For 10 or maybe it’s been a dozen years, Jim Pixley Jr. has driven to Amelia Island from his home in Atlanta to attend the annual concours d’elegance, the annual gathering of gorgeous classic cars in an island setting on Florida’s northeastern coast. Afterward, he drives home and then searches the newsstand for a magazine that shows the same sort of cars he’s just seen.
“I never could find anything,” he said.
“I like magazines and I like classic cars,” Pixley added. “I decide to put them together.”
Pixley has been in the magazine business, primarily as an art director, though most recently as assistant managing editor for Veranda, a magazine focused on interior design and which Pixley describes as sort of a southern version of Architectural Digest.
Pixley calls his magazine Mascot and has just published its premier issue.
The magazine spans 96 pages, plus almost cardboard-thick front and back covers. Between those covers are just five articles.
The format, Pixley explains, is to open the magazine with a feature on a specific concours, or on a single class at that concours. In the case of the premier edition, there are 18 pages entitled, “A Day with the Legendary Duesenbergs.”
The rest of the Mascot is given over to coverage of four cars. For the premier edition, they are “The Fire Chief’s Super Eight Sport Phaeton,” “The Mysterious Parisian Delahaye 135M,” “Frank Spring Teaches Hudson’s Jet Italian,” and “The Unexpected Double Life of Rolls-Royce EX44.”
The Fire Chief and Parisian Delahaye each get 18 pages, the Hudson 16 and the Rolls 20.
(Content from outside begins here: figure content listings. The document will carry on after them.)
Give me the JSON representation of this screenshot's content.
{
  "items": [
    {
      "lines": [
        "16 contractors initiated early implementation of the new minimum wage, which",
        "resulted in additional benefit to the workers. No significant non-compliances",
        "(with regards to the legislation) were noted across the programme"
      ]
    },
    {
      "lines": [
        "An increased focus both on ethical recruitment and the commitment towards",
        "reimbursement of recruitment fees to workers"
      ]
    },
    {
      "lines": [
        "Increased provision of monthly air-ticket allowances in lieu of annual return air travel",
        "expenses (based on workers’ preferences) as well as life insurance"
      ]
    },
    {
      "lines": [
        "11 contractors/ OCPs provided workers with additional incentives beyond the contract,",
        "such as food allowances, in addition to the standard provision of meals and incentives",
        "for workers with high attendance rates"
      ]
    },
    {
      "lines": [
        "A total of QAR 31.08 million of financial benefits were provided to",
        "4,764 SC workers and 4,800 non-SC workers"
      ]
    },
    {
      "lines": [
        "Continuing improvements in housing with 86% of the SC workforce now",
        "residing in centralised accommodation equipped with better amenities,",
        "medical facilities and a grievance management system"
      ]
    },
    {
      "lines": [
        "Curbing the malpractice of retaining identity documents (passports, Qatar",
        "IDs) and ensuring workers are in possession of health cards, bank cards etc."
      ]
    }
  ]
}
If he receives enough positive response, Pixley wants to produce Mascot on a quarterly basis. The premier issue is priced at $14.99 (you can buy a copy through the www.mascotmagazine.com website). Pixley knows his cover price is expensive, and he wants to reduce it as volume increases and as advertising arrives.
Though not too much advertising, he said. What he wants is to showcase the cars, and with as many as 20 pages devoted to each vehicle.
His idea is to present the cars to readers as if they were touring a fine home and its artistic and architectural details, telling the story in words but emphasizing photos that make you feel as if you are in the home — or the car.
And there are no studio photos, he said. “I don’t want studio shots. I want to recreate what you see when you go to a show. I want the reader to experience walking around the car in daylight. Studio shots are beautiful, but that’s just not what this is. I want the reader to feel like they’re with the car.”
Like so many boys, Pixley grew up drawing pictures of cars and dreaming of becoming a car designer. He studied graphic design and fine art at the University of Georgia, went into advertising and then into magazines.
“I want to present these cars as art and to share their beauty with people,” he said. “Every story is different because every car is different.”
Pixley said he chose Mascot as the name for his magazine because “mascots were hood ornaments that went on these rare and unusual cars, and I felt it captured the spirit of the custom coach-built automobile.”
Like the restoration or preservation of a classic car, Pixley said the creation of his magazine has been a “labor of love that I’ve started, and we’ll see where it leads.”